The Supreme Court stands a good chance of ruling on the constitutionality of all or part of ObamaCare in 2012, as The New American reported September 29. Should the court strike down the entire Affordable Care Act, the implications are obvious: Everything that has been implemented under the law thus far would have to be scuttled. But what happens if the court strikes down only the individual mandate? Would it then be compelled to invalidate other, related portions of the law?

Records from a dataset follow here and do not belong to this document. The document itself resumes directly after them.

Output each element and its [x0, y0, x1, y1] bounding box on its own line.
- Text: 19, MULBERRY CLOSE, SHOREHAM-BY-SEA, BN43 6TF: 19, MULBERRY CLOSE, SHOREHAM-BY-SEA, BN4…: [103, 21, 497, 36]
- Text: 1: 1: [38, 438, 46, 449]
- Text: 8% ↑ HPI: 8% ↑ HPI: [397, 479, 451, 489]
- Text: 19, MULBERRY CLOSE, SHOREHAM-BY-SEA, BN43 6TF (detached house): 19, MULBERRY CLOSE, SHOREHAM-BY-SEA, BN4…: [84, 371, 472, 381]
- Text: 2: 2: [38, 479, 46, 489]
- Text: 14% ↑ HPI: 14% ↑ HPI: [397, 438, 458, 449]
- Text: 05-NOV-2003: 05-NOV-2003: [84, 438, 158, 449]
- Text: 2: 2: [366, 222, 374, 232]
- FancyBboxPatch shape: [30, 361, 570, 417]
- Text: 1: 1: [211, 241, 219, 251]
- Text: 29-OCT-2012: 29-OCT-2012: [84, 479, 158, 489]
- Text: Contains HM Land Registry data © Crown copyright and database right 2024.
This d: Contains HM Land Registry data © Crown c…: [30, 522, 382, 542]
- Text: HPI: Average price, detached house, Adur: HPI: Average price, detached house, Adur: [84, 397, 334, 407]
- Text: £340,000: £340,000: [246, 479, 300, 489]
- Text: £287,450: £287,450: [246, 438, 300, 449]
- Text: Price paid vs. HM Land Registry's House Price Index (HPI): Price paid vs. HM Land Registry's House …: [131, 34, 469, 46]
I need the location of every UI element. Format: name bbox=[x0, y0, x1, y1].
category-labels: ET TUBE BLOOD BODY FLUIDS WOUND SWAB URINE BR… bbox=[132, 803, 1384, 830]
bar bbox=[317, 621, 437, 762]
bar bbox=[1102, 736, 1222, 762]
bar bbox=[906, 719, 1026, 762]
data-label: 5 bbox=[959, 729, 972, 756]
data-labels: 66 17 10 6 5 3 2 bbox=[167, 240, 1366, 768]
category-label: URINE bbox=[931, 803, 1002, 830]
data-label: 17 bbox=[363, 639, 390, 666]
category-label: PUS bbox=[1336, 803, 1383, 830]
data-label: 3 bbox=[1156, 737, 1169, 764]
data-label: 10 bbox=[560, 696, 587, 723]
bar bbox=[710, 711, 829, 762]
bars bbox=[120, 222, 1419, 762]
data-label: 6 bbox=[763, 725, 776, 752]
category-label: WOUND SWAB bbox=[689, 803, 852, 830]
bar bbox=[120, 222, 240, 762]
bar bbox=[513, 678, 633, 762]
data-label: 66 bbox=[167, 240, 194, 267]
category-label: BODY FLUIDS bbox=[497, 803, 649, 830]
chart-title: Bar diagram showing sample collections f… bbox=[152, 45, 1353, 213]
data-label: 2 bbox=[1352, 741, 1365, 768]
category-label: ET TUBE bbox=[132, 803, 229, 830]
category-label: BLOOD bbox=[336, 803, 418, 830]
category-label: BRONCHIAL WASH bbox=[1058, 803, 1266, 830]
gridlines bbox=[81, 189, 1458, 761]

The lawsuit being appealed to the Supreme Court was brought by 26 states and the National Federation of Independent Business. The first judge to rule on the case, U.S. District Judge Roger K. Vinson, began by finding the individual mandate unconstitutional. Then, noting that Congress had not included a severability clause in the law, Vinson declared the whole act invalid. (A severability clause, which states that if one provision of a law is found unconstitutional, the rest still stands, was included in the House of Representatives’ version of the legislation but left out of the Senate’s version — and, as a result, from the final bill — as a political gambit by Democrats, according to Politico.) The 11th Circuit Court of Appeals, however, upheld only Vinson’s finding with regard to the individual mandate. It reversed his decision with regard to severability, arguing that most of the law is not connected to the mandate and that the court could not determine whether Congress would have enacted the law in the absence of the mandate.
Given these rulings, it is not outside the realm of possibility that the court could agree with the 11th Circuit that the individual mandate, but not the whole of the law, is unconstitutional. Then the question becomes: What about other portions of the law that are closely tied to the mandate?
“If the mandate is struck,” writes Politico, “the justices would have to decide how much of the law would have to come down with it — a complicated calculus at the intersection of law and health policy.”
The plaintiffs have argued that if the individual mandate goes, the whole law should go; and, indeed, they are requesting the Supreme Court to find the entire act unconstitutional. The Obama administration, while asking the court to uphold the whole law, has nevertheless maintained that at least a significant portion of it would have to go if the mandate is struck down. A White House fact sheet from 2010 states:
If the constitutional challenge to the Affordable Care Act’s individual responsibility requirement ultimately prevails, it would mean that provisions preventing health insurance companies from discriminating against people with pre-existing conditions would also be invalidated by the court because the two are inseparably linked. If insurance companies are required to cover those with pre-existing conditions, who are potentially more expensive to cover, without requiring everyone — both sick and healthy people — to have insurance, premiums will increase rapidly. Similarly, other provisions — including banning insurers from discriminating based on health status, age and gender — would also fall.
The mandate, Politico observes, “is perhaps the law’s greatest boon for industry: [I]nsurers get millions of more customers, hospitals face fewer uninsured persons in their ERs and drugmakers have more patients buying their medicines.” This explains why the healthcare industry, by and large, eagerly supported ObamaCare despite the fact that it required insurers to accept patients who would make expensive claims; reduced Medicare fees to hospitals and drug manufacturers; and imposed new taxes on pharmaceutical companies, medical device manufacturers, and insurance companies.
“The quid pro quo for the health care industry’s acceptance of these provisions appeared to be the increase in sales volume that it could expect from the expansion of coverage,” averred Bradley Herring, Ph.D., of Johns Hopkins University. If the court were to invalidate just the individual mandate, insurers and others in the healthcare field would be saddled with the extra costs but not the additional customers to pay for them.
Herring expects “a new round of legislative efforts” under such a scenario, which certainly seems likely. Should that occur, it will do so in the context of a presidential election and its aftermath, which could make for some scintillating political theater. As entertaining as that would be, however, a complete overturning of ObamaCare — the only possible outcome if the court were to follow the Constitution as written — would be a far better outcome for American liberty.